Thursday, June 14, 2012

Perseverance (Thursday's Three)

I was reading an article a few weeks back about how even writers who "come out of nowhere" don't really come out of nowhere.  Dig into the back stories of any successful writer and one quickly finds that even if they burst onto the scene with an early published effort, they worked and worked (and worked and worked) for a long time prior to their emergence.  Across the board you see the same kind of long years of struggle.  Some writers start submitting early, and could wallpaper a house with their rejection letters.  Others struggle quietly for years before they put themselves out there.  But whether a trickle of success slowly becomes a flow (I hesitate to use the word "flood" as it applies only to a dozen or so authors who are household names), or one day the writer is ready to open the dam, there is a lot of perseverance.  Occasionally (rarely) a person doesn't know they want to be a writer, and they simply write about someTHING that attracts a lot of attention, but even in these situations, you usually find that the person has a pretty fly background with writing...or they have it ghost written by someone who does.
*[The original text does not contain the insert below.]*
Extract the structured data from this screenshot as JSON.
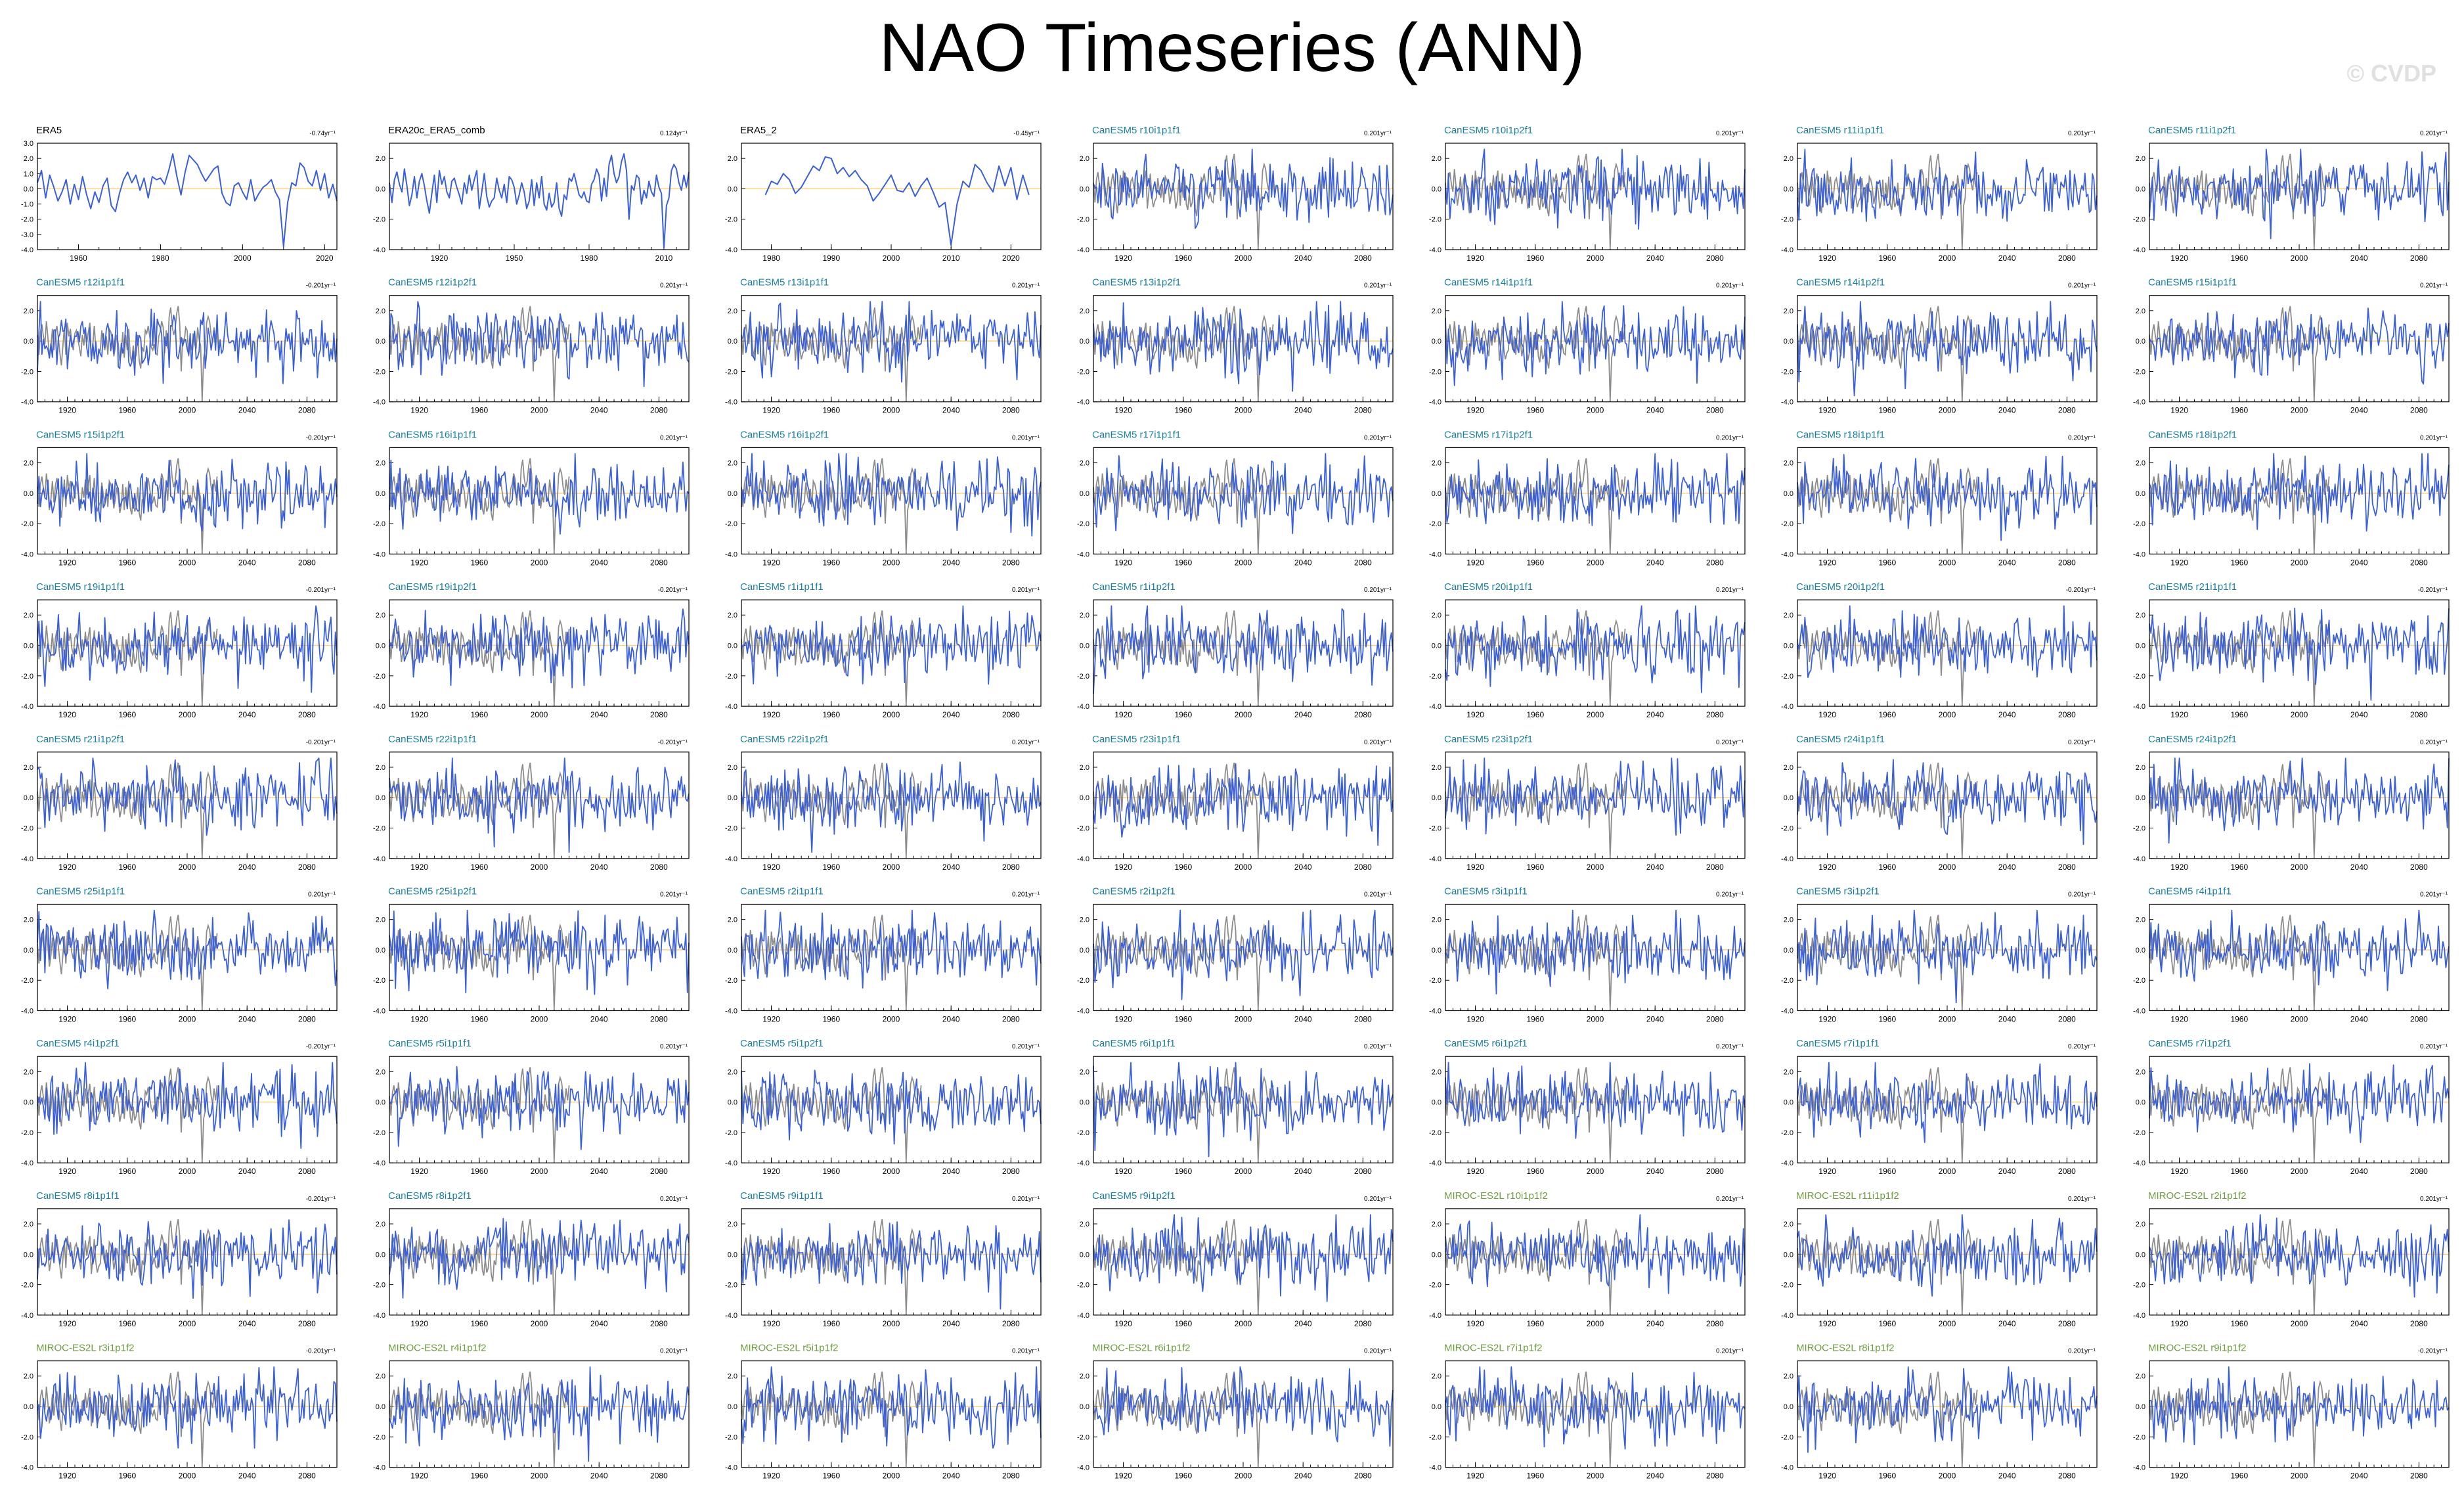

So...to honor perseverance...today's quotations:


Nothing in the world can take the place of persistence. Talent will not; nothing is more common than unsuccessful men with talent. Genius will not; unrewarded genius is almost a proverb. Education will not; the world is full of educated derelicts. Persistence and determination alone are omnipotent. The slogan, 'press on' has solved, and always will solve, the problems of the human race.

Calvin Coolidge

If I had to select one quality, one personal characteristic that I regard as being most highly correlated with success, whatever the field, I would pick the trait of persistence. Determination. The will to endure to the end, to get knocked down seventy times and get up off the floor saying. "Here comes number seventy-one!" 

Richard M. Devos

With time and patience, the mulberry leaf becomes satin. With time and patience the mulberry leaf becomes a silk gown.